Grâce à un article de Foreign Policy écrit par Jonathan Spyer, le squelette a fini par sortir du placard du printemps arabe. Israël est en guerre pour dominer totalement le Moyen-Orient et, selon le chercheur principal de Global Research in International Affairs Center (Rubin Center) et le chroniqueur du Jerusalem Post, Tel-Aviv est sur le point de s’engager en Syrie pour affronter l’Iran.
Tout ce que je puis dire, c’est que si le directeur de l’un des centres de recherche israéliens situés à l’Interdisciplinary Center a raison, il se pourrait que le coup d’envoi de l’Armageddon soit imminent. Depuis quelques mois, mes recherches et articles sur la Syrie et les crises plus larges dans les affaires mondiales, tournent autour du rôle d’Israël.
C’est pourquoi, avec cette révélation, il paraît évident qu’on ne prendra plus de gants là où Israël instigue des crises. La réunion de Netanyahou et Trump à Washington, le rôle de l’AIPAC faisant pression pour des sanctions contre la Russie, l’Iran et la Corée du Nord, et le rôle géostratégique provocateur joué par le gouvernement Netanyahou, sont des preuves indirectes écrasantes de la responsabilité de la minuscule nation dans le chaos au Moyen-Orient. Voici une citation de Spyer :
Pensant que l’Iran gagne la compétition pour la domination du Moyen-Orient, des responsables israéliens se mobilisent pour contrecarrer le réalignement régional qui menace de suivre.
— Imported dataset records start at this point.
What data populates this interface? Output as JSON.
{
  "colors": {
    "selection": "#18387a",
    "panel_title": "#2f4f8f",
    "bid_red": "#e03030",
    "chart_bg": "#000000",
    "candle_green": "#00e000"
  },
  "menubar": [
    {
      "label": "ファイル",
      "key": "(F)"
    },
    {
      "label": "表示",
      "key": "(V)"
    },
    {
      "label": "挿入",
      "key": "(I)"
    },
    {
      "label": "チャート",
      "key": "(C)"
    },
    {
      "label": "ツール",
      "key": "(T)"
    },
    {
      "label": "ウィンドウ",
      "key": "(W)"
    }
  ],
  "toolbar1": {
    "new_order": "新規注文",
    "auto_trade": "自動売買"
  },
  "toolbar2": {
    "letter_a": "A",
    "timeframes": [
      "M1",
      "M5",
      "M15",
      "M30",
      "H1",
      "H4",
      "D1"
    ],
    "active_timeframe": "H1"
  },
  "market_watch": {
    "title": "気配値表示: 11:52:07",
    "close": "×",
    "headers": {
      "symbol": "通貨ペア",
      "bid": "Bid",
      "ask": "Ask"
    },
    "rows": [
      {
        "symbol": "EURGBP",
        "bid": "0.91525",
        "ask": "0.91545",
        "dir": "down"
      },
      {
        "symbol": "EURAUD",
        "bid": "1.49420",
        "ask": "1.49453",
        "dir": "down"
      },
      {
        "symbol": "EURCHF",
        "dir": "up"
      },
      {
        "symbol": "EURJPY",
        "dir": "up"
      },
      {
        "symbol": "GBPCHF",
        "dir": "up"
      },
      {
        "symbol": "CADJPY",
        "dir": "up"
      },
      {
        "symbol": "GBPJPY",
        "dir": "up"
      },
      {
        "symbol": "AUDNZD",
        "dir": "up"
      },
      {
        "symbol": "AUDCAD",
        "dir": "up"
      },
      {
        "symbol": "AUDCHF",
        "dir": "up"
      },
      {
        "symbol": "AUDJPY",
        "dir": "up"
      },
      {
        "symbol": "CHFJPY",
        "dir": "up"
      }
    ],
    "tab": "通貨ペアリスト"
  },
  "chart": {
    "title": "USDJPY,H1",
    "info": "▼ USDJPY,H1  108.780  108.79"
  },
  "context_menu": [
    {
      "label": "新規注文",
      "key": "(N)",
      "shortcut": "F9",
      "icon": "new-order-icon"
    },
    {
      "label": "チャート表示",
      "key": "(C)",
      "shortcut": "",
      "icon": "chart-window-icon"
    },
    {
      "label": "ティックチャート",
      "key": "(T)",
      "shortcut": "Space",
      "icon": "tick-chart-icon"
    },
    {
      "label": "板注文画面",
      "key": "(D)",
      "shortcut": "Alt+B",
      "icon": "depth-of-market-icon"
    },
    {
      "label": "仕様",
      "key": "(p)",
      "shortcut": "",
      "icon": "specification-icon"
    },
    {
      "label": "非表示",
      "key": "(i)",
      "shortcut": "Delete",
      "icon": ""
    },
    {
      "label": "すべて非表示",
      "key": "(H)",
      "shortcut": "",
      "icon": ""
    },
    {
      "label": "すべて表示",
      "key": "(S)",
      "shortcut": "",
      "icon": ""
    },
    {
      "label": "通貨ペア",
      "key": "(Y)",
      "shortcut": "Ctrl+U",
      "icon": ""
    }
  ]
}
Le but de la campagne militaire et diplomatique d’Israël est la Syrie.
De mon point de vue, je ne puis décider quelle incidence de cette information fait le plus peur : Le fait évident que les principaux analystes israéliens ne se soucient guère de l’opinion publique ; ou bien la possibilité que l’Israël nucléaire s’oppose vraiment à l’Iran.
L’article de Foreign Policy révèle aussi les motifs ayant poussé les Israéliens à fomenter des incidents internationaux.
Par exemple, dans l’épisode psychotique initial avec les Etats-Unis, à propos des armes chimiques que le gouvernement Assad était censé avoir utilisé contre son propre peuple, les « craintes envers ces armes » n’avaient rien à voir avec les Syriens.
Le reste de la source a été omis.